Ratusan Juru Parkir Surabaya Dicopot, Dishub Perketat Validasi Petugas Resmi

Ratusan Juru Parkir Surabaya Dicopot, Dishub Perketat Validasi Petugas Resmi © mili.id

Mili.id – Pemerintah Kota Surabaya melalui Dinas Perhubungan (Dishub) memberhentikan 163 juru parkir (jukir) tepi jalan umum yang tidak melakukan perpanjangan Kartu Tanda Anggota (KTA). Langkah tersebut dilakukan sebagai upaya penertiban sekaligus menekan praktik jukir liar di berbagai titik kota.

Pelaksana Tugas Kepala Dishub Surabaya, Trio Wahyu Bowo, mengatakan pemberhentian dilakukan dalam tiga hari terakhir. Petugas Dishub mendatangi lokasi para jukir untuk menyerahkan surat pemberhentian sekaligus menarik KTA lama yang sudah tidak berlaku.

Baca juga: Diduga Abaikan Standar Keselamatan, Proyek Gorong-Gorong Margorejo Indah Telan Korban Jiwa

"Penertiban dilakukan dengan mendatangi langsung para jukir yang tidak memperpanjang KTA. Kartu lama mereka juga kami tarik," ujarnya, Rabu (17/6/2026).

Dalam pelaksanaannya, Dishub Surabaya berkoordinasi dengan Satpol PP dan Polrestabes Surabaya. Pengawasan difokuskan pada sejumlah kawasan yang menjadi titik parkir ramai, seperti Jalan Semarang dan Jalan Bubutan.

Menurut Trio, jukir yang tetap beroperasi tanpa izin resmi akan dikenakan tindak pidana ringan (tipiring). Posisi mereka kemudian digantikan oleh petugas baru yang telah memiliki KTA resmi.

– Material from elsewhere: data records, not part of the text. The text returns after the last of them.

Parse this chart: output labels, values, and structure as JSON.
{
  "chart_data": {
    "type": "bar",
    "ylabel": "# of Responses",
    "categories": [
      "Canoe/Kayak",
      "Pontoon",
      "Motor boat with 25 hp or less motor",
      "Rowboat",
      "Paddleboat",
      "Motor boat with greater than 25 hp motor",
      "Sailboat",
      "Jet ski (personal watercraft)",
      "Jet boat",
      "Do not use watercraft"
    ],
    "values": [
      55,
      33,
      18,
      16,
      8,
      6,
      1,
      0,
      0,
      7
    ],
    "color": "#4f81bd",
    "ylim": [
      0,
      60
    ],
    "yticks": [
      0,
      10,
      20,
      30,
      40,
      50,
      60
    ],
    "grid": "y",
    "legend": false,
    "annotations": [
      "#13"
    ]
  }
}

"Jukir yang masih membandel langsung ditindak oleh petugas. Setelah itu, kami tempatkan jukir baru yang sudah memenuhi persyaratan administrasi," katanya.

Baca juga: Surabaya Fashion Festival 2026 Siap Semarakkan HJKS ke-733

Dishub memastikan penertiban akan terus dilakukan hingga seluruh jukir resmi memperbarui KTA masing-masing. Keberadaan KTA dinilai penting untuk memastikan identitas petugas sekaligus memberikan rasa aman kepada masyarakat pengguna jasa parkir.

Selain penertiban, Dishub juga memperluas penerapan sistem parkir digital melalui pembagian rompi smart parking kepada para jukir yang telah memperbarui KTA. Hingga pertengahan Juni 2026, sekitar 900 jukir telah menerima rompi tersebut.

Rompi smart parking dilengkapi kode QRIS yang ditempatkan pada bagian dada atau saku petugas. Fasilitas itu memungkinkan masyarakat melakukan pembayaran parkir secara non-tunai menggunakan aplikasi mobile banking atau dompet digital.

Baca juga: Ungkap Warga: Minimnya Pengawasan Proyek Drainase, Tewaskan Pengendara Motor

"Warga cukup memindai kode QRIS yang ada di rompi jukir, kemudian menunjukkan bukti pembayaran kepada petugas," jelas Trio.

Melalui langkah tersebut, Pemkot Surabaya berharap sistem parkir menjadi lebih tertib, transparan, dan memudahkan masyarakat dalam melakukan transaksi pembayaran secara digital.